Artık gelin alınmıştır. Köyün merkezine gelince oğlanın arkadaşları gelin alayını durdurur ve oyun oynarlar. Havaya ateşler edilir, naralar atılır. Gelin eve geldiğinde hemen attan indirilmez. Oğlan tarafı çağrılır. “Geline ne veriyorsunuz?” diye sorulur. Oğlanın anası, “bir köklü taş, cibili tavuk, hamur leğeni, bir zeytin ağacı veriyorum” der. Oğlanın babası da; “ buzağı, sığır, ev, elek” gibi gücü oranında bir şeyler vaat eder. Amca dayı kimler varsa onlar da çeşitli vaatlerde bulunur. Oğlanın babası atı çekene ve bayrağı taşıyana para verir. Gelin attan indirilir. Bir oyun daha oynanır. Kız evinden sonra damat ve geline ikinci defa ziynet ve para takılır. Keçi veya teke kesilir.

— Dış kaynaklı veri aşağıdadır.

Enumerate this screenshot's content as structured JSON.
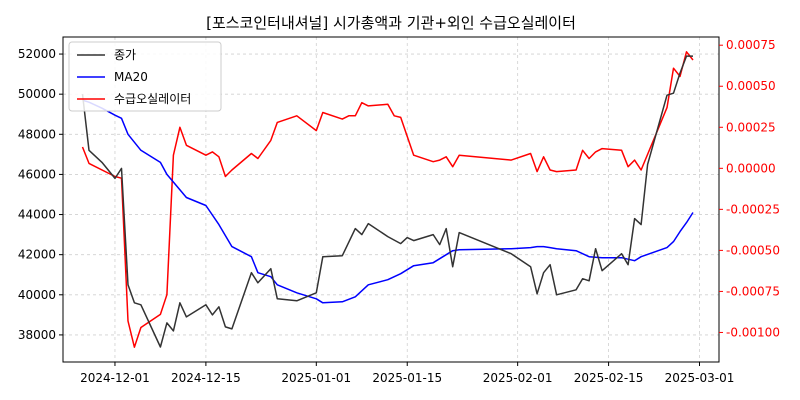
{
  "chart_data": {
    "type": "line",
    "title": "[포스코인터내셔널] 시가총액과 기관+외인 수급오실레이터",
    "legend_position": "top-left",
    "grid": true,
    "x_axis": {
      "type": "date",
      "range": [
        "2024-11-23",
        "2025-03-04"
      ],
      "tick_labels": [
        "2024-12-01",
        "2024-12-15",
        "2025-01-01",
        "2025-01-15",
        "2025-02-01",
        "2025-02-15",
        "2025-03-01"
      ]
    },
    "y_left": {
      "range": [
        36650,
        52850
      ],
      "tick_labels": [
        "38000",
        "40000",
        "42000",
        "44000",
        "46000",
        "48000",
        "50000",
        "52000"
      ]
    },
    "y_right": {
      "range": [
        -0.00118,
        0.0008
      ],
      "color": "#ff0000",
      "tick_labels": [
        "-0.00100",
        "-0.00075",
        "-0.00050",
        "-0.00025",
        "0.00000",
        "0.00025",
        "0.00050",
        "0.00075"
      ]
    },
    "series": [
      {
        "name": "종가",
        "color": "#333333",
        "axis": "left",
        "points": [
          [
            "2024-11-26",
            50000
          ],
          [
            "2024-11-27",
            47200
          ],
          [
            "2024-11-29",
            46600
          ],
          [
            "2024-12-01",
            45800
          ],
          [
            "2024-12-02",
            46300
          ],
          [
            "2024-12-03",
            40500
          ],
          [
            "2024-12-04",
            39600
          ],
          [
            "2024-12-05",
            39500
          ],
          [
            "2024-12-08",
            37400
          ],
          [
            "2024-12-09",
            38600
          ],
          [
            "2024-12-10",
            38200
          ],
          [
            "2024-12-11",
            39600
          ],
          [
            "2024-12-12",
            38900
          ],
          [
            "2024-12-15",
            39500
          ],
          [
            "2024-12-16",
            39000
          ],
          [
            "2024-12-17",
            39400
          ],
          [
            "2024-12-18",
            38400
          ],
          [
            "2024-12-19",
            38300
          ],
          [
            "2024-12-22",
            41100
          ],
          [
            "2024-12-23",
            40600
          ],
          [
            "2024-12-25",
            41300
          ],
          [
            "2024-12-26",
            39800
          ],
          [
            "2024-12-29",
            39700
          ],
          [
            "2025-01-01",
            40100
          ],
          [
            "2025-01-02",
            41900
          ],
          [
            "2025-01-05",
            41950
          ],
          [
            "2025-01-07",
            43300
          ],
          [
            "2025-01-08",
            43000
          ],
          [
            "2025-01-09",
            43550
          ],
          [
            "2025-01-12",
            42900
          ],
          [
            "2025-01-14",
            42550
          ],
          [
            "2025-01-15",
            42850
          ],
          [
            "2025-01-16",
            42700
          ],
          [
            "2025-01-19",
            43000
          ],
          [
            "2025-01-20",
            42500
          ],
          [
            "2025-01-21",
            43300
          ],
          [
            "2025-01-22",
            41400
          ],
          [
            "2025-01-23",
            43100
          ],
          [
            "2025-01-31",
            42050
          ],
          [
            "2025-02-03",
            41400
          ],
          [
            "2025-02-04",
            40050
          ],
          [
            "2025-02-05",
            41100
          ],
          [
            "2025-02-06",
            41500
          ],
          [
            "2025-02-07",
            40000
          ],
          [
            "2025-02-10",
            40250
          ],
          [
            "2025-02-11",
            40800
          ],
          [
            "2025-02-12",
            40700
          ],
          [
            "2025-02-13",
            42300
          ],
          [
            "2025-02-14",
            41200
          ],
          [
            "2025-02-17",
            42050
          ],
          [
            "2025-02-18",
            41500
          ],
          [
            "2025-02-19",
            43800
          ],
          [
            "2025-02-20",
            43500
          ],
          [
            "2025-02-21",
            46500
          ],
          [
            "2025-02-24",
            49950
          ],
          [
            "2025-02-25",
            50050
          ],
          [
            "2025-02-26",
            51050
          ],
          [
            "2025-02-27",
            51900
          ],
          [
            "2025-02-28",
            51900
          ]
        ]
      },
      {
        "name": "MA20",
        "color": "#0000ff",
        "axis": "left",
        "points": [
          [
            "2024-11-26",
            49700
          ],
          [
            "2024-11-27",
            49600
          ],
          [
            "2024-11-29",
            49300
          ],
          [
            "2024-12-01",
            48950
          ],
          [
            "2024-12-02",
            48800
          ],
          [
            "2024-12-03",
            48000
          ],
          [
            "2024-12-05",
            47200
          ],
          [
            "2024-12-08",
            46600
          ],
          [
            "2024-12-09",
            46000
          ],
          [
            "2024-12-12",
            44850
          ],
          [
            "2024-12-15",
            44450
          ],
          [
            "2024-12-17",
            43500
          ],
          [
            "2024-12-19",
            42400
          ],
          [
            "2024-12-22",
            41900
          ],
          [
            "2024-12-23",
            41100
          ],
          [
            "2024-12-25",
            40900
          ],
          [
            "2024-12-26",
            40500
          ],
          [
            "2024-12-29",
            40100
          ],
          [
            "2025-01-01",
            39800
          ],
          [
            "2025-01-02",
            39600
          ],
          [
            "2025-01-05",
            39650
          ],
          [
            "2025-01-07",
            39900
          ],
          [
            "2025-01-09",
            40500
          ],
          [
            "2025-01-12",
            40750
          ],
          [
            "2025-01-14",
            41050
          ],
          [
            "2025-01-16",
            41450
          ],
          [
            "2025-01-19",
            41600
          ],
          [
            "2025-01-21",
            42000
          ],
          [
            "2025-01-22",
            42200
          ],
          [
            "2025-01-23",
            42250
          ],
          [
            "2025-01-31",
            42300
          ],
          [
            "2025-02-03",
            42350
          ],
          [
            "2025-02-04",
            42400
          ],
          [
            "2025-02-05",
            42400
          ],
          [
            "2025-02-06",
            42350
          ],
          [
            "2025-02-07",
            42300
          ],
          [
            "2025-02-10",
            42200
          ],
          [
            "2025-02-11",
            42050
          ],
          [
            "2025-02-12",
            41900
          ],
          [
            "2025-02-14",
            41850
          ],
          [
            "2025-02-17",
            41850
          ],
          [
            "2025-02-19",
            41700
          ],
          [
            "2025-02-20",
            41900
          ],
          [
            "2025-02-24",
            42350
          ],
          [
            "2025-02-25",
            42650
          ],
          [
            "2025-02-26",
            43150
          ],
          [
            "2025-02-27",
            43600
          ],
          [
            "2025-02-28",
            44100
          ]
        ]
      },
      {
        "name": "수급오실레이터",
        "color": "#ff0000",
        "axis": "right",
        "points": [
          [
            "2024-11-26",
            0.00013
          ],
          [
            "2024-11-27",
            3e-05
          ],
          [
            "2024-12-01",
            -5e-05
          ],
          [
            "2024-12-02",
            -6e-05
          ],
          [
            "2024-12-03",
            -0.00093
          ],
          [
            "2024-12-04",
            -0.00109
          ],
          [
            "2024-12-05",
            -0.00097
          ],
          [
            "2024-12-08",
            -0.00089
          ],
          [
            "2024-12-09",
            -0.00077
          ],
          [
            "2024-12-10",
            8e-05
          ],
          [
            "2024-12-11",
            0.00025
          ],
          [
            "2024-12-12",
            0.00014
          ],
          [
            "2024-12-15",
            8e-05
          ],
          [
            "2024-12-16",
            0.0001
          ],
          [
            "2024-12-17",
            7e-05
          ],
          [
            "2024-12-18",
            -5e-05
          ],
          [
            "2024-12-19",
            -1e-05
          ],
          [
            "2024-12-22",
            9e-05
          ],
          [
            "2024-12-23",
            6e-05
          ],
          [
            "2024-12-25",
            0.00017
          ],
          [
            "2024-12-26",
            0.00028
          ],
          [
            "2024-12-29",
            0.00032
          ],
          [
            "2025-01-01",
            0.00023
          ],
          [
            "2025-01-02",
            0.00034
          ],
          [
            "2025-01-05",
            0.0003
          ],
          [
            "2025-01-06",
            0.00032
          ],
          [
            "2025-01-07",
            0.00032
          ],
          [
            "2025-01-08",
            0.0004
          ],
          [
            "2025-01-09",
            0.00038
          ],
          [
            "2025-01-12",
            0.00039
          ],
          [
            "2025-01-13",
            0.00032
          ],
          [
            "2025-01-14",
            0.00031
          ],
          [
            "2025-01-16",
            8e-05
          ],
          [
            "2025-01-19",
            4e-05
          ],
          [
            "2025-01-20",
            5e-05
          ],
          [
            "2025-01-21",
            7e-05
          ],
          [
            "2025-01-22",
            1e-05
          ],
          [
            "2025-01-23",
            8e-05
          ],
          [
            "2025-01-31",
            5e-05
          ],
          [
            "2025-02-03",
            9e-05
          ],
          [
            "2025-02-04",
            -2e-05
          ],
          [
            "2025-02-05",
            7e-05
          ],
          [
            "2025-02-06",
            -1e-05
          ],
          [
            "2025-02-07",
            -2e-05
          ],
          [
            "2025-02-10",
            -1e-05
          ],
          [
            "2025-02-11",
            0.00011
          ],
          [
            "2025-02-12",
            6e-05
          ],
          [
            "2025-02-13",
            0.0001
          ],
          [
            "2025-02-14",
            0.00012
          ],
          [
            "2025-02-17",
            0.00011
          ],
          [
            "2025-02-18",
            1e-05
          ],
          [
            "2025-02-19",
            5e-05
          ],
          [
            "2025-02-20",
            -1e-05
          ],
          [
            "2025-02-24",
            0.00037
          ],
          [
            "2025-02-25",
            0.00061
          ],
          [
            "2025-02-26",
            0.00056
          ],
          [
            "2025-02-27",
            0.00071
          ],
          [
            "2025-02-28",
            0.00066
          ]
        ]
      }
    ]
  }
}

Gelin eve girerken kapının eşiğine tara, şiş, ısıran ve maşa konur. Gelin bunları yerden alırsa iyi gelin denir. Eğer apçallayıp üzerinden atlayıp geçerse gelin dolaşık denir. İçeri girince kaynanasının başındaki dastar geline örtülür, kucağına çocuk verilir. Gün batımına yakın kesilen keçi pişirilirken hoca çağrılır. Nikâh kıyılır. Yemekler yenir. Damat ve gelin ikişer rekât namaz kılarlar. Damada hoca nasihatler yapar ve ne yapması gerektiğini anlatır.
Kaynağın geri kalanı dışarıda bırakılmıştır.